Peki, evhamdan kurtulmak için ne yapmalı?
   Kurtlar sisli havayı sevdiği gibi, şeytan da içe kapanık, aşırı duyarlı, karamsar ve topluma küskün kimseleri sever ve onların evham duygularına yüklediği programlarla (dürtüleriyle) onları etkisi altına almaya çalışır.
   Eğer insan evham duygusuna olumlu güzel programlar yüklemez yani güzel şeyler düşünmezse, şeytanın kafasına taktığı (yüklediği) olumsuz ve karamsar programlarla (dürtülerle) uğraşma zorunluluğunda kalır ve kolay kolay bunları kafasından söküp atamaz.

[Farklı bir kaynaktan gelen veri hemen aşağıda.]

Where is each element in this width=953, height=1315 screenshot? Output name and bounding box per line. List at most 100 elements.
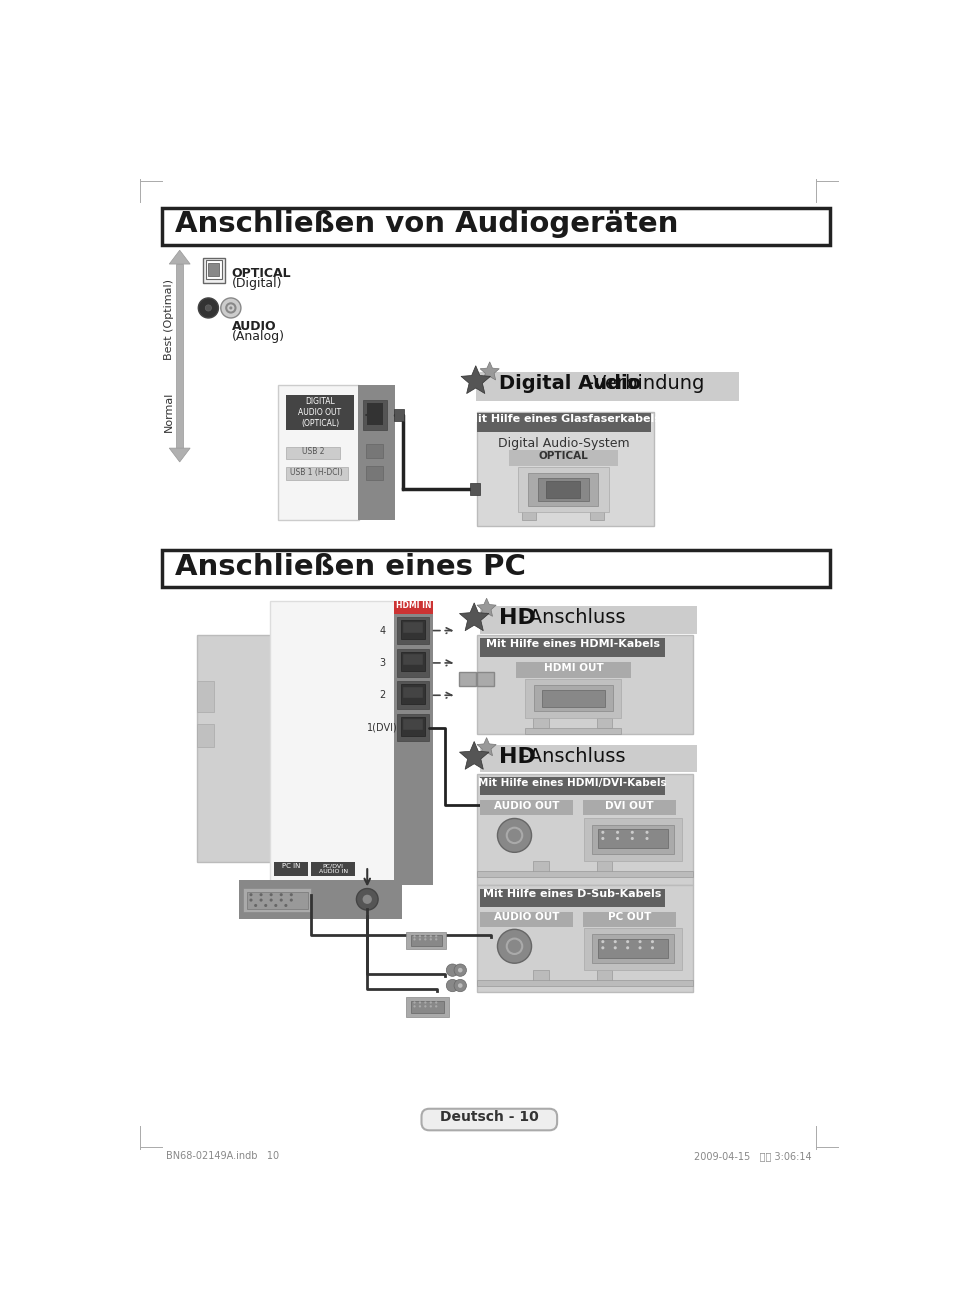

   Aşırı duyarlı kimseler bu duruma gelmemek için evham duygularına sürekli olumlu programlar yüklemeli (güzel şeyler düşünmeli), toplumdan kopmayıp sevdiği kişilerle görüşmeli, gülümseyip konuşmalı ve boş durmayıp ya dünya ya da âhiret için bir şeyler yapmalıdır. Ayrıca,
Yüce Allah buyuruyor:
   (Ya Muhammed!) De ki: Rabbim! Şeytanların vesvese (dürtü) lerinden sana sığınırım. Ve Rabbim! Onların yanımda bulunmalarından da sana sığınırım. (Mü’minûn – 97 – 98 )
   Tıb, genelde iki bölümden oluşur; koruyucu hekimlik ve tedavi hekimliği. Koruyucu hekimlik ne kadar başarılı olursa, tedavi hekimliğinin yükü o kadar hafifler ve hatta gerek bile kalmaz.
   İşte şeytanın dürtülerine karşı en etkili koruyucu âyetlerden biri de bu âyetlerdir. Sabah-akşam bu âyetleri Kur’an’daki aslından okuyan kimseye şeytan vesvese veremez ve yanına bile yaklaşamaz. Ayrıca sabah namazı ile yatsı namazından sonra Âyet-el-Kürsî, İhlâs, Felâk ve Nâs sûrelerini okuyanlara da şeytanlar, cinler yaklaşamaz ve büyücüler hiçbir zarar veremez.
   Eğer alınan bu önlemlere rağmen şeytan bir açık bulup yine vesvese (dürtü) verirse,
Yüce Allah buyuruyor:
Eğer şeytandan sana bir vesvese gelirse, hemen Allah’a sığın
(“Euzü billahi mine’ş-şeytânirracîm” de). Çünkü O (Allah) her şeyi işitendir, bilendir. (Fussilet – 36 )
   Şeytandan bir dürtü geldiği zaman, hemen “Eûzü billahi mine’şşeytânirracîm” diye, Allah’ın rahmetinden kovulmuş (lânetlenmiş) olan şeytanın şerrinden Allah’a sığınmalı ve hafif sesle en az yedi defa bunu tekrarlamalıdır.
   Şeytanın dürtülerini (sessiz fısıltılarını) duymamak için mutlaka bir şeyle oyalanmalı ve îmanla ilgili olumsuz soru işaretlerine, atalarımızın “İt ürür, kervan yürür” sözünü uygulamalı yani şeytan ürüse de kesinlikle ona muhatab olmamalıdır.